Once a Spanish business reaches 50 employees, its workers must also elect five workplace reps to bargain on wages and conditions. These delegates must each receive at least 15 paid hours off monthly for their duties, and the quotas rise as companies grow. By the time a business hires its 751st staffer, it must have at least 21 workplace reps, each getting a minimum of 40 paid hours off per month.
No doubt, Krugman would claim that such measures will increase "aggregate demand" because governments create new wealth by forcing up wages. That the Spanish employment laws prevent larger enterprises from enjoying the economies of scale from large-scale capital funding simply gets beyond the thinking of a Keynesian.

27 comments:

Dune said...

I see Spanish labor laws have made the front page again. Obviously, all of their problems are due to restrictions on business and lazy public employees.

My simple question which you never addressed previously is this: how do labor laws (which have actually improved in recent years) explain an unemployment rate which is twice that of Spain's historical average? Weren't these same restrictions on business in place 10-15 years ago?

As far as your entrepreneurship discussion...I think its laughable that you use an example from a decade when top marginal rates were twice what they were today! This is a great example for why raising rates to Clinton era levels would do little to influence incentives.

Mike M said...

Dune Said:
“This is a great example for why raising rates to Clinton era levels would do little to influence incentives.”
It’s obvious you don’t own or run a business.
This talking point repetition of citing Clinton era tax rates and showing no alleged economic harm is just another version of the type of fallacies that get trotted out again and again by Progressives. The argument goes something like this: We had higher taxes on the wealthy and the economy boomed ergo either higher taxes cause the economy to do well or at a minimum they do no harm to incentives.
Let’s think just superficially for a minute. What else was going on in the 90’s that would have compensated for the higher tax rates?
Buller, Buller, Anyone? Oh I’m sorry; I forgot Economics and humor don’t mix.
Come on Dune; think about this one for yourself. Knowledge and understanding have a much better retention when it’s not spoon fed to you.

jason h said...

The restrictive regulations will cause a constant level of “chronic” unemployment as you say. The regulations will also, amplify problems after and artificial boom, when labor and capital need to be the most agile to adapt to the new reality. Once the malinvestment reveals itself to be unsustainable firms need to move quickly to redeploy resources in new lines of production, the regulations that caused only 5% unemployment before hamstring these efforts and will cause 10% unemployment to drag on much longer than necessary.

Dune said...

jason h,

I like data. Another country called Ireland had a housing boom around the same time. It happens that Ireland is ranked 9th in economic freedom by the Heritage Foundation while Spain is ranked 36th.

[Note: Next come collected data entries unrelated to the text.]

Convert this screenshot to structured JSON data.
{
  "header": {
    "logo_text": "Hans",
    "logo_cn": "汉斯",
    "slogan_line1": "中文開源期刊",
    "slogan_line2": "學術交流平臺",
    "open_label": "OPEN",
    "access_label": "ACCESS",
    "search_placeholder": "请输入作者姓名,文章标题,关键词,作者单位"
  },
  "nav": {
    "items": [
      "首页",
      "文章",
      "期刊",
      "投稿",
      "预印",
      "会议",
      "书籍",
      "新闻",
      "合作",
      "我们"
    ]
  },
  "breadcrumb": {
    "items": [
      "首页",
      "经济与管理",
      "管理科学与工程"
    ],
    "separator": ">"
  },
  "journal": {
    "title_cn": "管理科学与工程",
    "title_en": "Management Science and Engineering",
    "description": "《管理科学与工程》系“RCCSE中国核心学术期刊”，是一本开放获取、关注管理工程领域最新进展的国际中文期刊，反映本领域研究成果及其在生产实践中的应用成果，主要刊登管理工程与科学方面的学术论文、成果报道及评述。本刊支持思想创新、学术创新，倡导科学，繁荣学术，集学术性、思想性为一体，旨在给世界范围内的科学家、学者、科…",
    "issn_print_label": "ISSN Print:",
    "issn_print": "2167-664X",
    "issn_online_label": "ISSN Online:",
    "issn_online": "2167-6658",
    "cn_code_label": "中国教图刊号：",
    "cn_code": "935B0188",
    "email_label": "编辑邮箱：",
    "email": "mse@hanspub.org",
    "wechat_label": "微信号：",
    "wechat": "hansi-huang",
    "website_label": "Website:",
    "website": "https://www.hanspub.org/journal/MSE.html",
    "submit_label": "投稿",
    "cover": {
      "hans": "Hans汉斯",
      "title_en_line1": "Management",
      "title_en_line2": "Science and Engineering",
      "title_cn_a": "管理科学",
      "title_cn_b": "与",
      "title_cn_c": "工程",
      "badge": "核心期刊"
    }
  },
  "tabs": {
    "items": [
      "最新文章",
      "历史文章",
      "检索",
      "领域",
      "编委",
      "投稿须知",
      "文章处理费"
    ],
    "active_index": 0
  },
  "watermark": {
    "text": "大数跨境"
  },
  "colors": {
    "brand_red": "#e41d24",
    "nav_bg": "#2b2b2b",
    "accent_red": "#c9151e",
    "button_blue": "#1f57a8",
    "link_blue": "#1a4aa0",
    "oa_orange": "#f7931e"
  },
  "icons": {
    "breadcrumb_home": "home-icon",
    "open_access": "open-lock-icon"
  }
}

Both countries are experiencing chronic high levels of unemployment and while its true that Ireland's unemployment has leveled off a bit more than Spain in the past year, this is hardly a ringing endorsement of restrictive labor laws as the sole source of Spain's misery.

Mike M said...

"..while its true that Ireland's unemployment has leveled off a bit.."

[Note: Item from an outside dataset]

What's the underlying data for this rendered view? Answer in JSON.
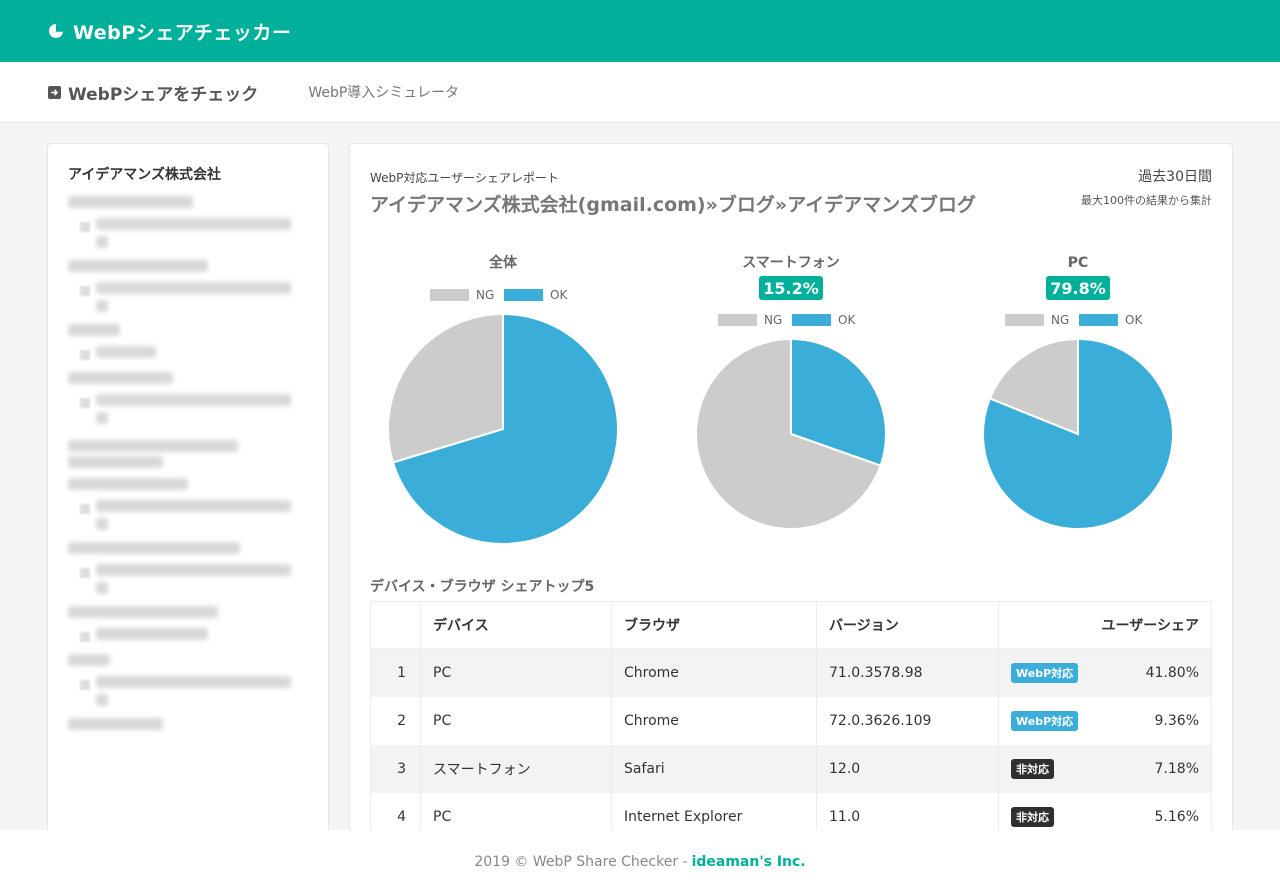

In 2011 76,000 emigrated from the country. Mostly young people that can't find work. When you reduce the denomintor in the calculation, things "look" better.

jason h said...

When you reduce the denominator in the calculation, things "look" better.

Actually, its both numerator and denominator. Still 'improves' the numbers though.

10/100 = 10%
9/99 = 9.1%
8/98 = 8.2%
7/93 = 7.5%
...
etc.

I think the takeaway is that regulations make the business cycle worse because labor is slower to move to new lines of production.

Mike M said...

Jason

You're right. At Irelend's present rate of people leaving they will be at full employment soon! Then the Progressives can use it as "evidence" that high taxes don't hurt the economy.

Dune said...

"In 2011 76,000 emigrated from the country. Mostly young people that can't find work. When you reduce the denomintor in the calculation, things "look" better."

Are you telling me emigration isn't occurring in Spain? I don't understand your argument at all...

Neither of you two addressed my central question. We have a clear natural experiment in which two countries experienced a housing boom and bust due to an influx of foreign investment.

The argument put forward by Anderson and jason is that sky high, persistent joblessness in Spain is a result of its tight labor laws. However, Ireland has a much more favorable business climate than Spain and is still experiencing the same chronic high unemployment. What is your explanation for this?

Old Mexican said...

Re: Doug,
"[H]ow do labor laws (which have actually improved in recent years) explain an unemployment rate which is twice that of Spain's historical average?

The Spanish economy is two times worse now than the historical average.

"Weren't these same restrictions on business in place 10-15 years ago?"

No, there were different restrictions, some of them being those that created the great Spanish housing bubble.

Old Mexican said...

Re: Dune,
"The argument put forward by Anderson and jason is that sky high, persistent joblessness in Spain is a result of its tight labor laws."

Persistent joblessness in Spain is explained by other factors besides the barrier to entry that Bill points to, like a big welfare state and rampant unionism.

"However, Ireland has a much more favorable business climate than Spain and is still experiencing the same chronic high unemployment."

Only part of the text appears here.